Troconis was reportedly in the vehicle during the Albany Avenue trip, which was captured on surveillance footage but told investigators in the interview that she was primarily on her phone and not paying much attention to what they were doing. When she asked, she said Dulos told her to “relax.” She told investigators she just went along for the ride as a companion and that she would not have gone if she knew what he was doing.

Investigators pressured her, saying “Nobody in the world believes that you didn’t know what was going on” and “You’re probably the most hated woman in America right now.”

They also told Troconis her story about what happened that day and the timelines had “significant problems.”

Troconis said that she had slept in her daughter Nicole’s bed from midnight on the night before the disappearance so could not say for certain whether or not Dulos was home or in bed. She told investigators she never actually saw him that morning. She also told investigators during the interview that she had never even met Farber Dulos.

Troconis became visibly emotional multiple times during the interview, including when she was told that Dulos had allegedly been speaking with Farber Dulos about a potential reconciliation.

Detectives told her that, in their opinion, Dulos was manipulative and controlling and wouldn’t hesitate to pin the murder on her.

“I could be in prison because of him,” she said at one point in the interview. She said she was worried about going to jail and being away from her daughter

Investigators asked Troconis where she thought Farber Dulos was.

“I think that she’s still somewhere, I hope, hiding,” she said.

“I didn’t do it,” she said through sobs at one point in the interview.

In the interviews shown Thursday, investigators also questioned Troconis about pairs of shoes that were missing from the Farmington house and why Dulos decided to shave his head and entire body around the time of Farber Dulos’ disappearance. She told investigators that she shaved his head and that, before then, he had never asked her to do that.

‘He wanted to do this!’: Police report details Fotis Dulos’ last hours in Farmington as he prepared to take his own life

Dulos, who was charged with her murder, died by suicide in 2020. His attorney, Kent Mawhinney, is also awaiting trial on conspiracy charges in connection to the disappearance.

Farber Dulos’ body has never been found but she is presumed dead.

Some of Jennifers’ loved ones attended the multi-day hearing last week, including family spokesperson Carrie Luft. They declined to comment on the case.

Troconis’ loved ones, including her mother, were also present. Her parents, Marisela and Carlos Troconis, issued a statement earlier this month following a remote hearing in their daughter’s case.

“Our hearts ache as we see the focus unfairly narrowing only to our beloved daughter, Michelle,” Troconis’ parents said. “Despite her earnest cooperation with the police back in 2019, she has been enduring these burdensome charges for over four and a half years. It’s agonizing for us to watch our innocent daughter suffer under the weight of a system that seems to be turning a blind eye to justice.
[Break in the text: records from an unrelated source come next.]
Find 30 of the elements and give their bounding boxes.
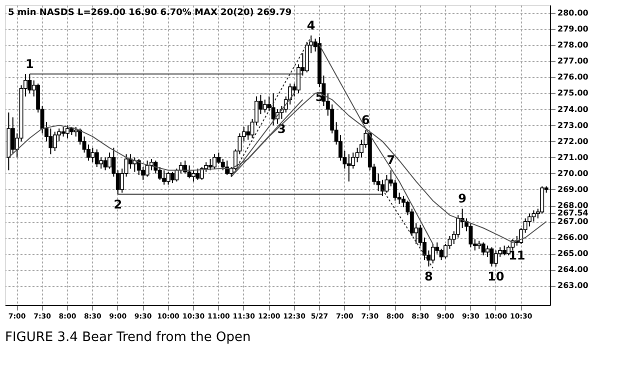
y-tick-label: 280.00 [558,8,589,18]
y-tick-label: 263.00 [558,281,589,290]
text: 11 [508,248,526,263]
y-tick-label: 276.00 [558,72,589,82]
y-tick-label: 265.00 [558,249,589,258]
text: 1 [26,56,34,71]
y-tick-label: 278.00 [558,40,589,50]
y-tick-label: 277.00 [558,56,589,66]
text: FIGURE 3.4 Bear Trend from the Open [5,330,251,345]
text: 7 [386,153,396,168]
y-tick-label: 268.00 [558,201,589,210]
y-tick-label: 274.00 [558,104,589,114]
text: 4 [306,18,316,32]
text: 10 [488,269,504,284]
y-tick-label: 264.00 [558,265,589,274]
y-tick-label: 271.00 [558,152,589,162]
y-tick-label: 272.00 [558,136,589,146]
y-tick-label: 270.00 [558,168,589,178]
text: 2 [114,197,122,212]
y-tick-label: 279.00 [558,24,589,34]
y-tick-label: 275.00 [558,88,589,98]
text: 9 [458,192,466,206]
y-tick-label: 267.54 [558,208,589,218]
text: 8 [424,269,433,284]
annotation: 5 min NASDS L=269.00 16.90 6.70% MAX 20(20) 269.79 [8,8,292,18]
y-tick-label: 266.00 [558,233,589,242]
text: 6 [362,113,370,128]
y-tick-label: 273.00 [558,120,589,130]
y-tick-label: 269.00 [558,184,589,194]
y-tick-label: 267.00 [558,217,589,226]
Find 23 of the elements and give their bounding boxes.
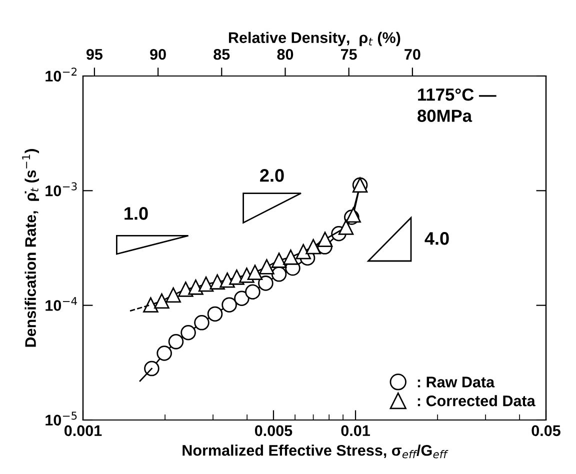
x2-tick-label: 70 (404, 48, 420, 60)
y-tick-label: 10$^{−5}$ (46, 412, 77, 426)
annotation: 1175°C — 80MPa (418, 88, 496, 122)
x-tick-label: 0.05 (532, 425, 560, 436)
y-tick-label: 10$^{−2}$ (46, 68, 77, 82)
annotation: 2.0 (260, 169, 284, 182)
annotation: 1.0 (124, 207, 148, 220)
x2-tick-label: 80 (277, 48, 294, 60)
legend-label: : Raw Data (418, 376, 495, 388)
x-tick-label: 0.01 (341, 425, 370, 436)
x-tick-label: 0.001 (64, 425, 102, 436)
x-axis-title: Normalized Effective Stress, σ$_{eff}$/G$_{eff}$ (182, 444, 448, 458)
x2-tick-label: 90 (150, 48, 166, 60)
y-axis-title: Densification Rate, ρ̇$_{t}$ (s$^{−1}$) (22, 149, 39, 347)
x2-axis-title: Relative Density, ρ$_{t}$ (%) (228, 32, 400, 46)
annotation: 4.0 (424, 232, 449, 245)
y-tick-label: 10$^{−3}$ (46, 182, 77, 196)
x-tick-label: 0.005 (254, 425, 292, 436)
x2-tick-label: 85 (214, 48, 230, 60)
y-tick-label: 10$^{−4}$ (46, 297, 77, 311)
legend-label: : Corrected Data (418, 395, 536, 406)
x2-tick-label: 95 (86, 48, 103, 60)
x2-tick-label: 75 (341, 49, 357, 60)
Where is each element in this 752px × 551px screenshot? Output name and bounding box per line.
“We plead with everyone involved, especially the investigators, to see the pain and injustice being inflicted upon Michelle and to reconsider the direction of their pursuit,” they added. “Our family’s plea is simple: seek the truth and fairness that Michelle so rightly deserves.”

Troconis’ family and friends have launched a fundraiser “to support Michelle’s family in fighting a draining legal battle to prove her innocence.”

The suppression hearing continues this week. Troconis’ trial is expected to begin at 10 a.m. on Jan. 8, 2024.